The Owl - Planetary Nebula in Ursa Major
Last month, we paid a visit to the spiral galaxy M108. I promised to feature its neighbor, the planetary nebula M97, this month. Did you take a sneak peek? I don’t blame you. Just 3/4 degree southeast of M108, M97 can be glimpsed in the same low-power field. Their seeming nearness is an illusion. M108 lies some 45 million light years distant, while M97 is ensconced within the bounds of our Milky Way Galaxy at a distance of around 2000 light years.

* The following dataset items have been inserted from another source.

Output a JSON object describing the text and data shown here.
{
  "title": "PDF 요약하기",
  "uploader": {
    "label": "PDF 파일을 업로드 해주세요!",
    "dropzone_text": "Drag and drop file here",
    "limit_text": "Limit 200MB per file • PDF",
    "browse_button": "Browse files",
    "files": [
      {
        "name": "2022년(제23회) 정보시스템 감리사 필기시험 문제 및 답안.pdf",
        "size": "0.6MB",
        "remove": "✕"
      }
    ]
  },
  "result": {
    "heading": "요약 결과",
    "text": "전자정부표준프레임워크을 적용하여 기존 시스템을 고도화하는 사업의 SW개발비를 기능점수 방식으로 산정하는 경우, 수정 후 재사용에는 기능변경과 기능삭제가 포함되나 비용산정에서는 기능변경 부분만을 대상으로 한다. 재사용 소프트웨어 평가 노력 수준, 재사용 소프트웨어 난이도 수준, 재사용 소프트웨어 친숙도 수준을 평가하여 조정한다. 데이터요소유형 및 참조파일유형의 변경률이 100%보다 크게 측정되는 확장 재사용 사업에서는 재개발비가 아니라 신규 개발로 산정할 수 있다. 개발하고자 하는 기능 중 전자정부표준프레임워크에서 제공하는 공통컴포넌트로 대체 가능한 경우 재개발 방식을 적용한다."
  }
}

Like M108, M97 was discovered by Messier’s contemporary Pierre Méchain in 1781. Described as one of the fainter of the Messier objects, M97 can nonetheless be glimpsed with small aperture scopes. I first saw its ghostly 10th magnitude, 3.3 arcminute-wide form with a 3-inch reflecting telescope and magnifying power of just 30X
In 1848, Irish astronomer William Parsons, the 3rd Earl of Rosse, studied M97 with his colossal 72-inch reflecting telescope (the “Leviathan of Parsonstown”). He noted and sketched a pair of dark circular areas within the nebulosity that gave M97 the appearance of an owl’s head, hence its modern-day nick-name the “Owl Nebula.” Fortunately, you won’t need Parsons’ Leviathan to see the Owl eyes. With patience and a magnification of 138X, I once captured fleeting glimpses with a 10-inch reflector. The limiting magnitude that night was about 5. From a dark-sky site, a smaller scope should be able to do the trick.